US Senate advances bid to curb Trump’s war powers on Venezuela
Senators vote 52-47 to move forward with War Powers Resolution after US military operation captured Venezuela’s President Maduro
WASHINGTON
The US Senate on Thursday advanced a measure aimed at curbing President Donald Trump’s authority to launch strikes on Venezuela.
The Senate agreed to the motion to discharge the War Powers Resolution by a vote of 52-47.
Five Republicans – Senators Josh Hawley, Lisa Murkowski, Susan Collins, Rand Paul, and Todd Young – voted in favor of the bill, which was introduced by Democratic Sen. Tim Kaine.
Republican Sen. Steve Daines did not vote.
A decisive vote is expected next week.
Two previous efforts to move similar resolutions were rejected in the upper chamber last year by Republicans as the Trump administration escalated military pressure on Venezuela with strikes beginning in September.
Last weekend the US dramatically escalated the confrontation with a military operation in Venezuela, capturing President Nicolas Maduro and his wife Cilia Flores. Trump later said his administration would "run" Venezuela and its oil assets during a transition period.
Trump slams Republican senators after vote, calls measure 'unconstitutional'
Speaking ahead of the vote, Kaine said US troops should not be used in hostilities in Venezuela without a vote of Congress, as the Constitution requires.
"Before you send our sons and daughters to war, come to Congress ... and with that, I moved to discharge the Committee on Foreign Relations from further consideration of S.J. Res. 98 to direct the removal of the United States Armed Forces from hostilities within or against Venezuela that have not been authorized by Congress."
Kaine underlined that his resolution does not challenge last week's execution of an arrest warrant for Maduro, saying that the valid warrant bringing him to justice in the US would be good for both America and Venezuela.
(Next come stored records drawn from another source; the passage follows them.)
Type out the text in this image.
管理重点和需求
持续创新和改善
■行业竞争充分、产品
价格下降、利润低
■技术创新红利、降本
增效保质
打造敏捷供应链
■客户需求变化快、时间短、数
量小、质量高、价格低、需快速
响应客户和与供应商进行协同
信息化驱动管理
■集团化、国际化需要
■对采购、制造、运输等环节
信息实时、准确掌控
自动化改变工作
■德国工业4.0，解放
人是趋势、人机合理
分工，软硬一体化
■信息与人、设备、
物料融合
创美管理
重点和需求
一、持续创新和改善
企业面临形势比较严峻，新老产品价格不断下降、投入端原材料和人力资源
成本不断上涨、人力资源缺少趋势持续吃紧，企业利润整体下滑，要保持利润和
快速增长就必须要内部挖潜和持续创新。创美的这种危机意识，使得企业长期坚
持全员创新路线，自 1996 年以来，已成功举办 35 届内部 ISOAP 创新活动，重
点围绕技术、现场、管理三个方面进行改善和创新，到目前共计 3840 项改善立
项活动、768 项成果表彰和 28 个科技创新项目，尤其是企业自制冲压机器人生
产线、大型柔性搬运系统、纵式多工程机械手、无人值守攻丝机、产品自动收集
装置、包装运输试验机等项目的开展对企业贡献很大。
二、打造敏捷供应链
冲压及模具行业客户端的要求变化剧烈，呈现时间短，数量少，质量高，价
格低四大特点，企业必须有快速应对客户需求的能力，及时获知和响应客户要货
After the vote, Trump slammed the group of Republican senators for joining Democrats, saying they "should never be elected to office again."
"Republicans should be ashamed of the Senators that just voted with Democrats in attempting to take away our Powers to fight and defend the United States of America," Trump said on his social media company Truth Social.
He argued that the vote "greatly hampers" American self-defense and national security, and also impedes the president's authority as commander-in-chief.
"In any event, and despite their 'stupidity,' the War Powers Act is Unconstitutional, totally violating Article II of the Constitution, as all Presidents, and their Departments of Justice, have determined before me," Trump said, adding that a "more important" Senate vote will be taking place next week.
Vice President JD Vance also said they talked to some of the senators who voted "the wrong way, in my view."
"Much of their argument was based more on a legal technicality than any disagreement in policy. If you look at the people who actually voted, every single one of them has supported the administration's plan," Vance told the reporters at the White House.
Vance argued that every president from both parties believes the war powers act is "fundamentally a fake and unconstitutional law." "It's not going to change anything about how we conduct foreign policy over the next couple of weeks, the next couple of months," he said.
The 1973 War Powers Resolution, passed just months after the last US combat troops left Vietnam, was meant to check the president's power to commit the US to an armed conflict without the consent of Congress – a mistake many said was made during the long Vietnam conflict, beginning in 1965, resulting in the deaths of over 58,000 members of the military.